Step 11. Complete Development Phase

Build the site with clean, accessible code. Use semantic HTML, modern CSS, and light JavaScript. Set up content types and fields so editors can update the site without breaking layout. Add forms, booking tools, and any needed integrations like CRM, email, or analytics. Optimize images. Minify and defer scripts that are not needed for first paint. Test on real phones, not just in a simulator.

Step 12. Launch The Redesigned Website

Follow a launch checklist. Point DNS, enable SSL, and verify everything on production. Submit your XML sitemap. Keep robots rules correct. Push 301 redirects live. Check critical paths like checkout, booking, and contact forms. Watch analytics and logs. If you see errors, fix them fast. After launch, review the first week of data and compare it to your baseline.

Redesign Your Website With Silver Horizon Web Design

If you want help with a smooth redesign, our team at Silver Horizon Web Design can guide the full process. We start with your goals, map a clear scope, and keep the work moving. We handle content support, clean UX, fast builds, and careful QA. We also set up analytics and simple dashboards so you can track results. Whether you need a focused update or a full rebuild, we will keep it calm, clear, and on schedule.

Faqs

Q: How long does a website redesign take?

A focused update can launch in 4 to 6 weeks. A larger rebuild with content and new features can take 8 to 12 weeks or more. Timeline depends on content readiness and feedback speed.

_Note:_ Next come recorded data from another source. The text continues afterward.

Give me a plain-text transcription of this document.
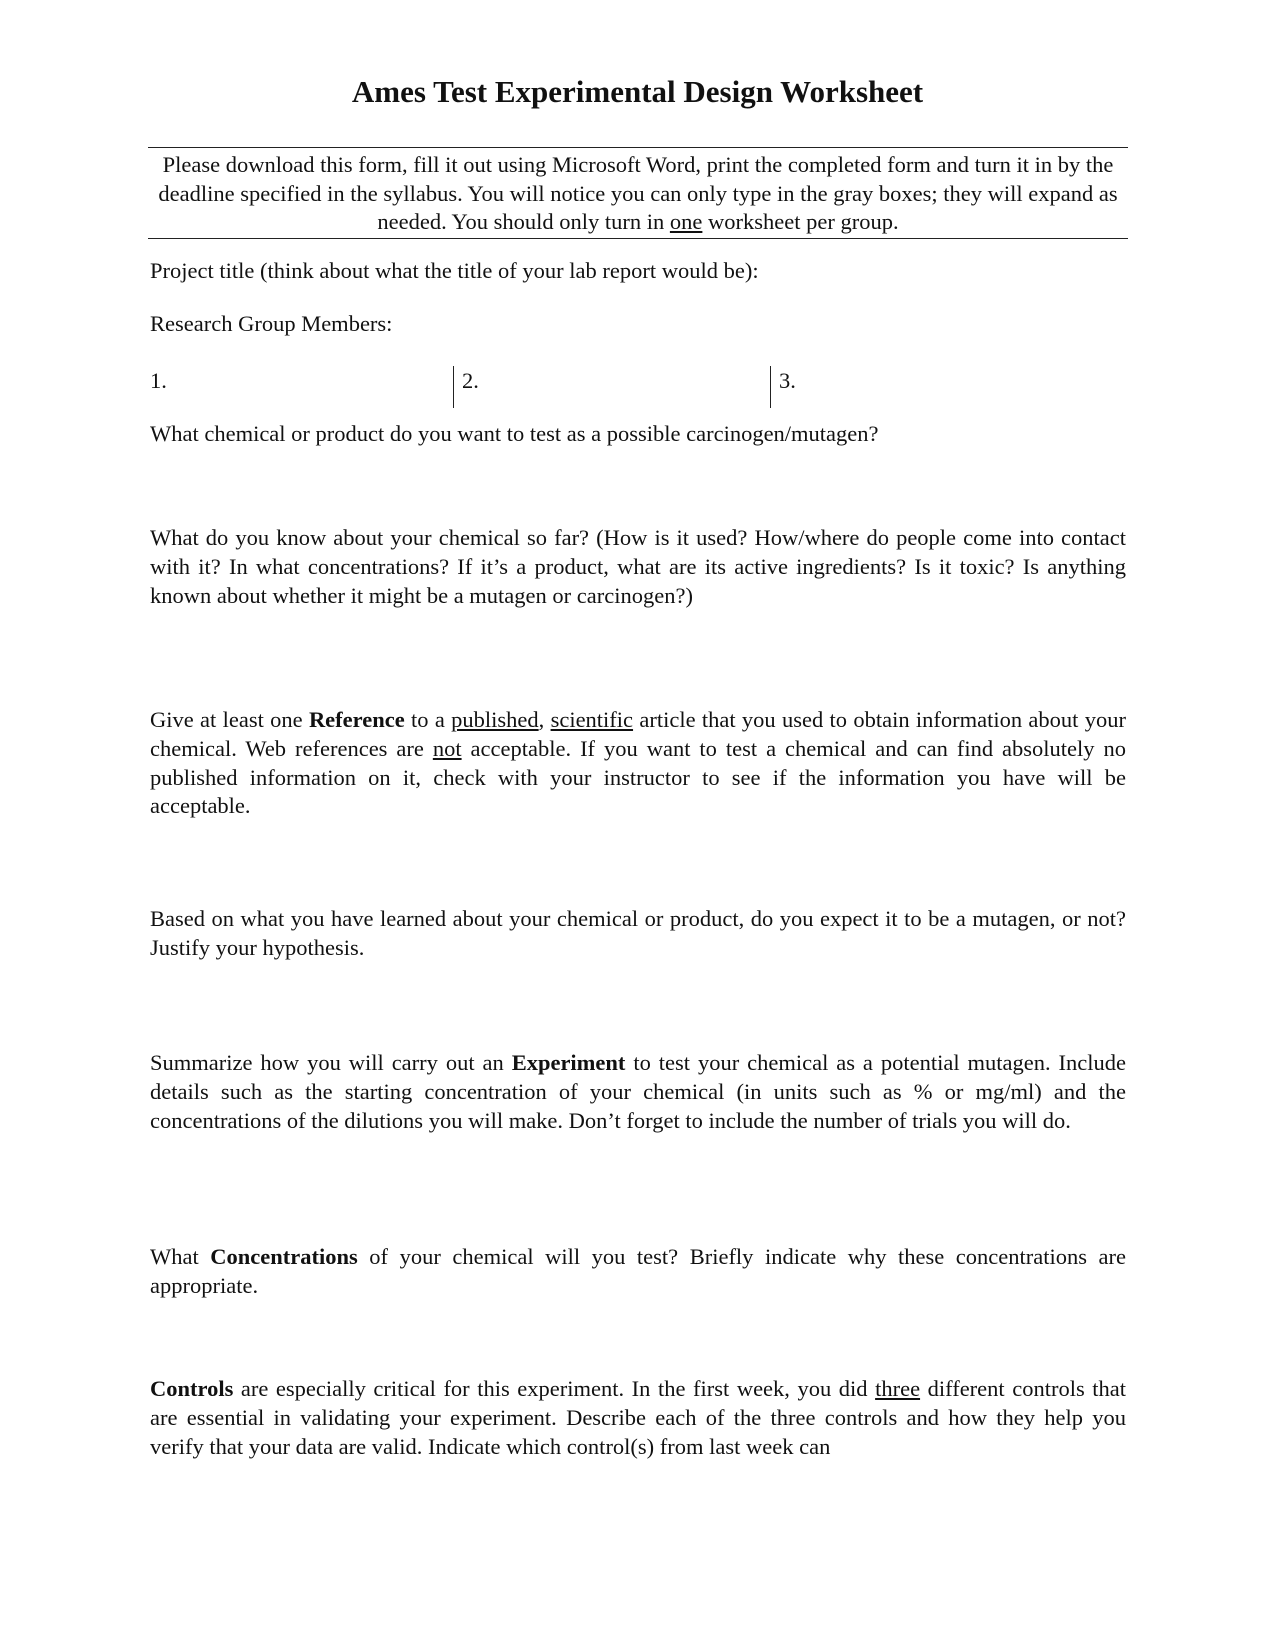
Ames Test Experimental Design Worksheet
Please download this form, fill it out using Microsoft Word, print the completed form and turn it in by the deadline specified in the syllabus. You will notice you can only type in the gray boxes; they will expand as needed. You should only turn in one worksheet per group.

Project title (think about what the title of your lab report would be):

Research Group Members:

1.	2.	3.

What chemical or product do you want to test as a possible carcinogen/mutagen?

What do you know about your chemical so far? (How is it used? How/where do people come into contact with it? In what concentrations? If it’s a product, what are its active ingredients? Is it toxic? Is anything known about whether it might be a mutagen or carcinogen?)

Give at least one Reference to a published, scientific article that you used to obtain information about your chemical. Web references are not acceptable. If you want to test a chemical and can find absolutely no published information on it, check with your instructor to see if the information you have will be acceptable.

Based on what you have learned about your chemical or product, do you expect it to be a mutagen, or not? Justify your hypothesis.

Summarize how you will carry out an Experiment to test your chemical as a potential mutagen. Include details such as the starting concentration of your chemical (in units such as % or mg/ml) and the concentrations of the dilutions you will make. Don’t forget to include the number of trials you will do.

What Concentrations of your chemical will you test? Briefly indicate why these concentrations are appropriate.

Controls are especially critical for this experiment. In the first week, you did three different controls that are essential in validating your experiment. Describe each of the three controls and how they help you verify that your data are valid. Indicate which control(s) from last week can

Q: Do I need to keep the same URLs?

Keep URLs that already rank or have links. If you must change them, use 301 redirects and update internal links. This protects traffic and user journeys.

Q: What should I measure before and after the redesign?

Track sessions, conversions, top pages, search queries, and Core Web Vitals. Compare 30, 60, and 90 day periods to see real gains.

Q: How do I keep the site fast?

Compress images, limit scripts, use caching, and test on real devices. Treat performance as a feature, not an afterthought.

Q: Which platform should I use?

Pick a platform that fits your content and your team. WordPress works well for content heavy sites. Shopify is strong for ecommerce. Squarespace is fine for simple sites.

Q: Do I need new content for a redesign?

In most cases yes. Rewrite the pages that sell or answer key questions. Use fresh visuals. Clear, current content improves conversion and trust.

Q: What about SEO during a redesign?

Plan titles, descriptions, headings, and internal links. Keep or redirect high value URLs. Submit sitemaps and monitor Search Console after launch.

Q: Should I run tests after launch?

Yes. Watch analytics and heatmaps. Try small changes like headline tweaks or a simpler form. Continuous improvement beats one big change every few years.

Q: How do I handle stakeholders?

Choose one decision maker. Set short feedback windows. Share the checklist and the timeline so everyone knows what is coming and when.